I love laundry.  I have a special connection to laundering; I met my husband in the campus laundry mat at Queens.   If I could be wearing baggy sweatpants, big purple glasses and a volcanic cold sore and still manage to seem appealing; then surely there was something more to the act of laundering our clothes.

Many years ago when I was much busier(working, family, travelling),uncharacteristically I found myself bitter about doing the laundry.   This was a feeling that I would never have had before.  I always enjoyed the process of laundering clothes…sorting,loading from washer to dryer, folding from the dryer, folding from the laundry line, and yes—even ironing.  I had a moment of self pity: why am “I” the only one that does the laundry?  whine…whine…whine… Why can’t “someone else” do it? whine….whine…whine…

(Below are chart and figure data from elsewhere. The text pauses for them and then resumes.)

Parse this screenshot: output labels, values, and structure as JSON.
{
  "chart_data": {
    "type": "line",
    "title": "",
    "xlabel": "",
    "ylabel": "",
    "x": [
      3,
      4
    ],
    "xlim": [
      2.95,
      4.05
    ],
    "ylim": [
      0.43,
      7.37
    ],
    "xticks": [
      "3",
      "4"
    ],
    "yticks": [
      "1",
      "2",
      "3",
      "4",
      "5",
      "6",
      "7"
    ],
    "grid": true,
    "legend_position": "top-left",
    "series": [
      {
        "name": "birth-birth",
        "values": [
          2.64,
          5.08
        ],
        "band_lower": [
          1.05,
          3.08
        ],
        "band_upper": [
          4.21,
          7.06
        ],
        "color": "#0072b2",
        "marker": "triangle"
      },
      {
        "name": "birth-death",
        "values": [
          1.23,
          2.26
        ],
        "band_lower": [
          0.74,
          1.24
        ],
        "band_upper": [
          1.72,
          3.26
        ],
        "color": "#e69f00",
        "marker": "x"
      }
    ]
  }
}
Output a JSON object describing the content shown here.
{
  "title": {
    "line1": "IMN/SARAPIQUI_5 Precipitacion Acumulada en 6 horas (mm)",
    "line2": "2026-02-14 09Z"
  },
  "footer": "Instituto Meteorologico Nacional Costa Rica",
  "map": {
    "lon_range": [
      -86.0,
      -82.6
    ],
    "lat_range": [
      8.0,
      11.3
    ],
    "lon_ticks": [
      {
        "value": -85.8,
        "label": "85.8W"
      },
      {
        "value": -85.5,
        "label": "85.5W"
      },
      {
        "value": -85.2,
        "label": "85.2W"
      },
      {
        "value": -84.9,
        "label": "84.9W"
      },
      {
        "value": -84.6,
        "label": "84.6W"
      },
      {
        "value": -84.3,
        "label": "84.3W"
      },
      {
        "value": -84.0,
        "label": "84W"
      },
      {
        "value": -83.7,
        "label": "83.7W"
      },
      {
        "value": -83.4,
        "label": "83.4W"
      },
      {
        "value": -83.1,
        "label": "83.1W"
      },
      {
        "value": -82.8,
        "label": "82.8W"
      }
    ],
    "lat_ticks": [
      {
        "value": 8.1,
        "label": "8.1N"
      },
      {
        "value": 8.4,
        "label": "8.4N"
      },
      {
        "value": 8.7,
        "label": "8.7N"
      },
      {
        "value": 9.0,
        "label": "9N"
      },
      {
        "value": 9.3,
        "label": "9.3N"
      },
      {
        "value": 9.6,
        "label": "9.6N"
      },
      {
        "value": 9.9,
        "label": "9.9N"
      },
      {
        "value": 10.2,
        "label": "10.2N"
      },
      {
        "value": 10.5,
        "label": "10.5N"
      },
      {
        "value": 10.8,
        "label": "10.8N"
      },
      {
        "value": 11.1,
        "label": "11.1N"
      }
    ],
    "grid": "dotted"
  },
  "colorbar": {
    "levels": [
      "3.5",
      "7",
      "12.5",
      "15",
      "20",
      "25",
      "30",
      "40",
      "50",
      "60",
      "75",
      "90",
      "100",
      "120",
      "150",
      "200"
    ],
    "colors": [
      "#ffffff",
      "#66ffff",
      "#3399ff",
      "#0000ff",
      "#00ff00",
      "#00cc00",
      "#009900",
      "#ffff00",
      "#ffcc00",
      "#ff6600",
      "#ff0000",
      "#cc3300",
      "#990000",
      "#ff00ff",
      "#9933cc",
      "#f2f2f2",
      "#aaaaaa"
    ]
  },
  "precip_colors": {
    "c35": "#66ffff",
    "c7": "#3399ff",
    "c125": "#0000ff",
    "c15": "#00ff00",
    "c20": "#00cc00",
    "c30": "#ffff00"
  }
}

I remembered a quote from the book I was reading at the time,
“The ordinary arts we practice every day at home are of more importance to the soul than their simplicity might suggest. “Thomas Moore

I knew that truth, but I needed the reminder…  I recalled the days when I shopped a lot at second-hand stores and “vintage” shops;)  I remembered easily the fact that I didn’t always have the money to buy new clothes, and was diligent in keeping clothes clean so that I wouldn’t have to spend extra money laundering them.  I reminded myself that I was in fact, very blessed to be in the position of having clothes to launder, sheets to change and diapers to wash.  Changing the way I viewed the job, transformed the activity from a chore to an act of gratitude.

Most of us have read or heard of Eckhart Tolle’s books.  He is a spiritual leader from B.C. and his groundbreaking book, “The Power of Now” made him famous and one of “Oprah’s” favorites.  As referenced by the title, the importance of being present, not wishing your moments away, is the key to a heightened consciousness.  I would add, peace.  He put the consequences of complaining our moments away like this:”To complain is always non acceptance of what is.  It invariably carries with it an unconscious negative charge.”

So when I have my dog smiling at me because he has luxuriated in the bog, or fingerprints on the windows(when Emily was little), or dirty floors that need cleaning again: I make the shift from irritation to gratitude for animals in my life, children leaving their signatures, and people in my home.